È uno dei passaggi di una lunga intervista del senatore uscente del PD Tommaso Cerno a Radio Popolare, in onda oggi, mercoledì 17 agosto, alle 18.30.

«Mi hanno etichettato come renziano», ha detto ancora Cerno, «ma io Renzi l’avevo visto due volte in vita mia prima di candidarmi, e da giornalista non l’avevo certo trattato bene».

«In realtà io ho corso per il PD e per la sinistra, non per lui, né per una corrente. Lui era semplicemente il capo del centrosinistra italiano».

«Poi è arrivato Zingaretti, che per me è rimasto un mistero: ha preso in mano il partito con un’idea forte di estenderlo, di aprire alla sinistra fuori dal Palazzo, nelle piazze, poi da un giorno all’altro si è dimesso, io non ho ancora capito il motivo.

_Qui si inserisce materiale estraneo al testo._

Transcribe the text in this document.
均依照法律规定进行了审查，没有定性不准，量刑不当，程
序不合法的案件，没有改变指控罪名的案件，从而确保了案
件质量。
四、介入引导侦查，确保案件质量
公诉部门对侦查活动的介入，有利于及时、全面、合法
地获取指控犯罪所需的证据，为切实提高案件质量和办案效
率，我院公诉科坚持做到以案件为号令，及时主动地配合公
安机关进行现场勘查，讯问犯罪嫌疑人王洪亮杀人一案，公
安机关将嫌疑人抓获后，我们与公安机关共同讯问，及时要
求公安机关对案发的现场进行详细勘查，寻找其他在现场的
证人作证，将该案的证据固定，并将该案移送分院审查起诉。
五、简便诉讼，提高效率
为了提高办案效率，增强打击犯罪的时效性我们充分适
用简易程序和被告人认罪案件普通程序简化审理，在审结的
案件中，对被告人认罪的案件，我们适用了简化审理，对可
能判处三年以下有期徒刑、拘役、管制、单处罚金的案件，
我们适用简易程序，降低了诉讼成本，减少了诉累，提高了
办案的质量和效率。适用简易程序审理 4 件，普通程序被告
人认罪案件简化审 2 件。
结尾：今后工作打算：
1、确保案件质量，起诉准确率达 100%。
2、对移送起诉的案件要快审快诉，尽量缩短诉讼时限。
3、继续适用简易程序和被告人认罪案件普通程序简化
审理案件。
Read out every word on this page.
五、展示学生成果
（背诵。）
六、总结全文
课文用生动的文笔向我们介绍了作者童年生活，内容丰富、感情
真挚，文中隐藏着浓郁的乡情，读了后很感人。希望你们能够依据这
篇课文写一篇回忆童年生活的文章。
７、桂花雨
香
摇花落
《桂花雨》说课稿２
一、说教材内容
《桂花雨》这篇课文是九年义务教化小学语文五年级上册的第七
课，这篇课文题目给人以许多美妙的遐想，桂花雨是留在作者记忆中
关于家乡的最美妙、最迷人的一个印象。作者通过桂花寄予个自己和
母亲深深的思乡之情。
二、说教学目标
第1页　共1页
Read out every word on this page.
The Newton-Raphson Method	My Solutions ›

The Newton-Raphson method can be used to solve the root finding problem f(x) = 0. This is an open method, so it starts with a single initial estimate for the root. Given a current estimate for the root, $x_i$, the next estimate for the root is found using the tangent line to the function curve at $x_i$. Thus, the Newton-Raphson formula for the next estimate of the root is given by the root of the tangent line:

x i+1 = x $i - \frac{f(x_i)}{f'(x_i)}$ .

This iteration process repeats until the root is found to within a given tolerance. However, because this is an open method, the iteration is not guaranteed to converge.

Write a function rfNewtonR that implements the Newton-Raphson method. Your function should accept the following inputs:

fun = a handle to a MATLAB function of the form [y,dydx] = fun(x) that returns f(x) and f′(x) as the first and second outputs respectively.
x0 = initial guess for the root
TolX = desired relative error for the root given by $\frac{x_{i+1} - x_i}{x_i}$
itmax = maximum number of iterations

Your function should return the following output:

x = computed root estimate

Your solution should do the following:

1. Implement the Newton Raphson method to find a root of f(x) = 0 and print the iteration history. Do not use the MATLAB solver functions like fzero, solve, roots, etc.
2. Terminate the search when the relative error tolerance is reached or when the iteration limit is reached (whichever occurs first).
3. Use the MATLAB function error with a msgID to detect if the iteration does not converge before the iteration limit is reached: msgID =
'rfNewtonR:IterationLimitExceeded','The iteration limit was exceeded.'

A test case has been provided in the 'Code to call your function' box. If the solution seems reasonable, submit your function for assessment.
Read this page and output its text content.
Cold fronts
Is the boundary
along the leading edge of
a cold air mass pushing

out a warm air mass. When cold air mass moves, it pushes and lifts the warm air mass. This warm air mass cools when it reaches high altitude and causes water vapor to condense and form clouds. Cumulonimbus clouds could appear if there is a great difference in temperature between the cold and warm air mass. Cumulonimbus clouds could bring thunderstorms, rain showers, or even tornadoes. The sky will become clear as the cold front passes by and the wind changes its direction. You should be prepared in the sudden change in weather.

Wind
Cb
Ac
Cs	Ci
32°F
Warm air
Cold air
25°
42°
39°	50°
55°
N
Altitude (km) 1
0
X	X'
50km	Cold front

«E allora è tornato da questo esilio francese un signore (Letta, ndr) che rappresentava esattamente l’opposto. Ha emesso ordini, ha riempito il partito con le sue truppe e lo ha trasformato in questa cosa che vediamo adesso: cioè sostanzialmente una piccola vendetta privata portata a termine con 8 anni di distanza, che nulla c’entra con quello di cui la sinistra avrebbe bisogno. Il Pd poteva essere una grande canzone popolare, Letta lo ha trasformato in un coro di chiesa con le voci bianche».

«Quando Letta è tornato dalla Francia, fu accolto da un grande applauso all’assemblea del Pd. Io temevo che questo applauso contenesse soltanto il livore e la vendetta, ma pensavo che – con la sua storia di cristiano sociale progressista – non cadesse in questo tranello. Invece ho visto giorno dopo giorno che tutto ciò che accadeva nel Pd era figlio di questa necessità. Ora il centrosinistra va dritto verso lo schianto alle elezioni e questa volta i cocci andranno a finire lontano, il segretario dovrà dimettersi: ha messo nelle liste tutti i suoi per avere il controllo dei gruppi parlamentari anche quando non sarà più il leader».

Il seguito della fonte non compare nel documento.